Half way up he met a group of sweating slaves dragging several corpses. Standing aside he watched the macabre parade pass. He saw the young man again, his head lolling, an ugly wound over his heart. Sand coated his eyes and a fly emerged from a bloody nostril. Lod watched them disappear through the gate and into the dark beyond. Turning, he continued up the ramp and emerged into the blinding light.

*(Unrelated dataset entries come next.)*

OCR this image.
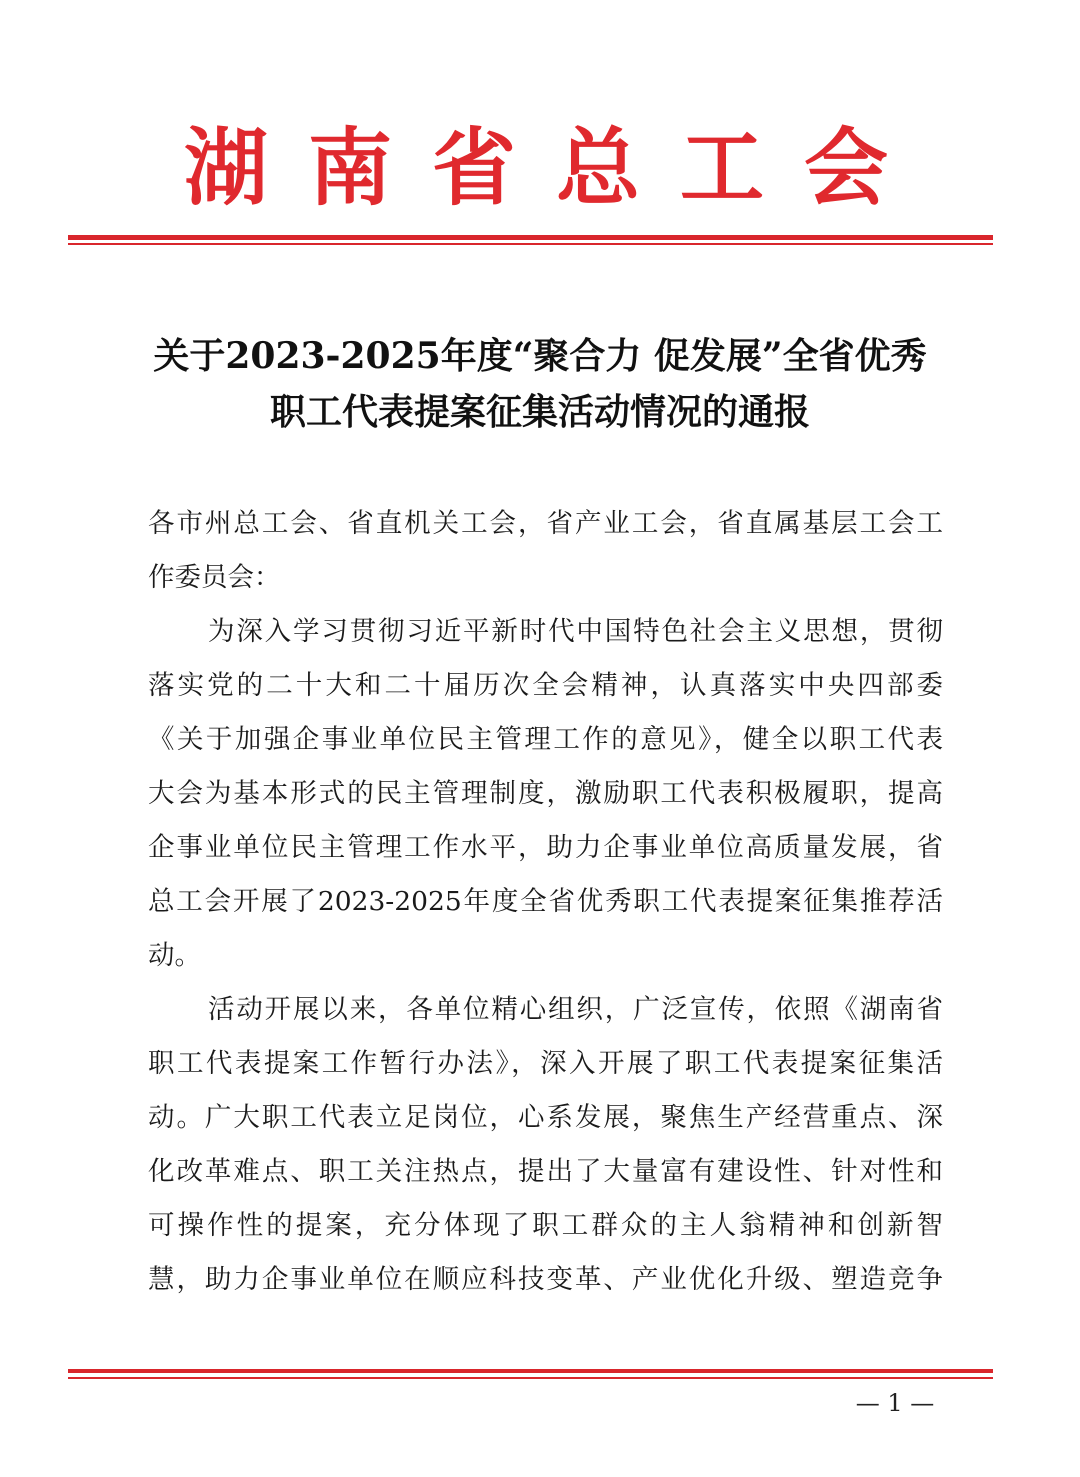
湖 南 省 总 工 会
关于2023-2025年度“聚合力 促发展”全省优秀
职工代表提案征集活动情况的通报
各市州总工会、省直机关工会，省产业工会，省直属基层工会工
作委员会：
为深入学习贯彻习近平新时代中国特色社会主义思想，贯彻
落实党的二十大和二十届历次全会精神，认真落实中央四部委
《关于加强企事业单位民主管理工作的意见》，健全以职工代表
大会为基本形式的民主管理制度，激励职工代表积极履职，提高
企事业单位民主管理工作水平，助力企事业单位高质量发展，省
总工会开展了2023-2025年度全省优秀职工代表提案征集推荐活
动。
活动开展以来，各单位精心组织，广泛宣传，依照《湖南省
职工代表提案工作暂行办法》，深入开展了职工代表提案征集活
动。广大职工代表立足岗位，心系发展，聚焦生产经营重点、深
化改革难点、职工关注热点，提出了大量富有建设性、针对性和
可操作性的提案，充分体现了职工群众的主人翁精神和创新智
慧，助力企事业单位在顺应科技变革、产业优化升级、塑造竞争
— 1 —
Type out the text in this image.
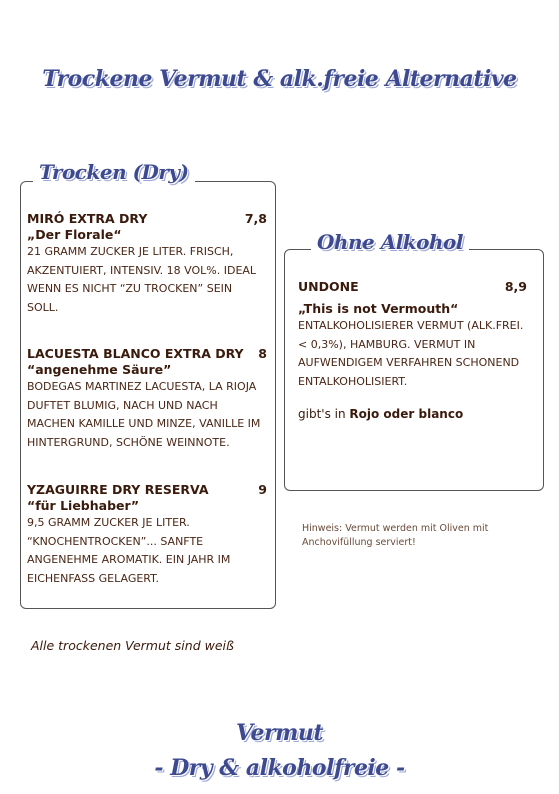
Trockene Vermut & alk.freie Alternative
Trocken (Dry)
MIRÓ EXTRA DRY	7,8
„Der Florale“
21 GRAMM ZUCKER JE LITER. FRISCH, AKZENTUIERT, INTENSIV. 18 VOL%. IDEAL WENN ES NICHT “ZU TROCKEN” SEIN SOLL.
LACUESTA BLANCO EXTRA DRY 8
“angenehme Säure”
BODEGAS MARTINEZ LACUESTA, LA RIOJA DUFTET BLUMIG, NACH UND NACH MACHEN KAMILLE UND MINZE, VANILLE IM HINTERGRUND, SCHÖNE WEINNOTE.
YZAGUIRRE DRY RESERVA	9
“für Liebhaber”
9,5 GRAMM ZUCKER JE LITER. “KNOCHENTROCKEN”... SANFTE ANGENEHME AROMATIK. EIN JAHR IM EICHENFASS GELAGERT.
Ohne Alkohol
UNDONE	8,9
„This is not Vermouth“
ENTALKOHOLISIERER VERMUT (ALK.FREI. < 0,3%), HAMBURG. VERMUT IN AUFWENDIGEM VERFAHREN SCHONEND ENTALKOHOLISIERT.
gibt's in Rojo oder blanco
Hinweis: Vermut werden mit Oliven mit Anchovifüllung serviert!
Alle trockenen Vermut sind weiß
Vermut
- Dry & alkoholfreie -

The roar that greeted him was enormous, rising and rising until it swept the Cauldron like a living thing. The sun stood directly overhead, a shimmering molten disc he could feel beating through his helmet. Squinting, he saw the familiar purple canopy. Underneath were several seated figures, one crowned in winking gold. He didn’t look at the gibbet.
Fighting the exhaustion and the pounding in his temples, Lod marched to the centre of the stadium. Heat radiated through his cracked leather boots. Sweat oozed down his face as he laced his helmet tight. The spectators settled, and the atmosphere grew tense. Lod passed the spear from one hand to the other and back, squatted, then straightened and cracked his neck. The waiting dragged on.
Finally, the sound of cranking winches drew the crowd surging to its feet as six separate gates set around the arena wall slowly lifted, revealing an armed figure in each. Pennants high on the walls snapped in the sere wind, and Lod felt his skin prickle as the heat rolled over him.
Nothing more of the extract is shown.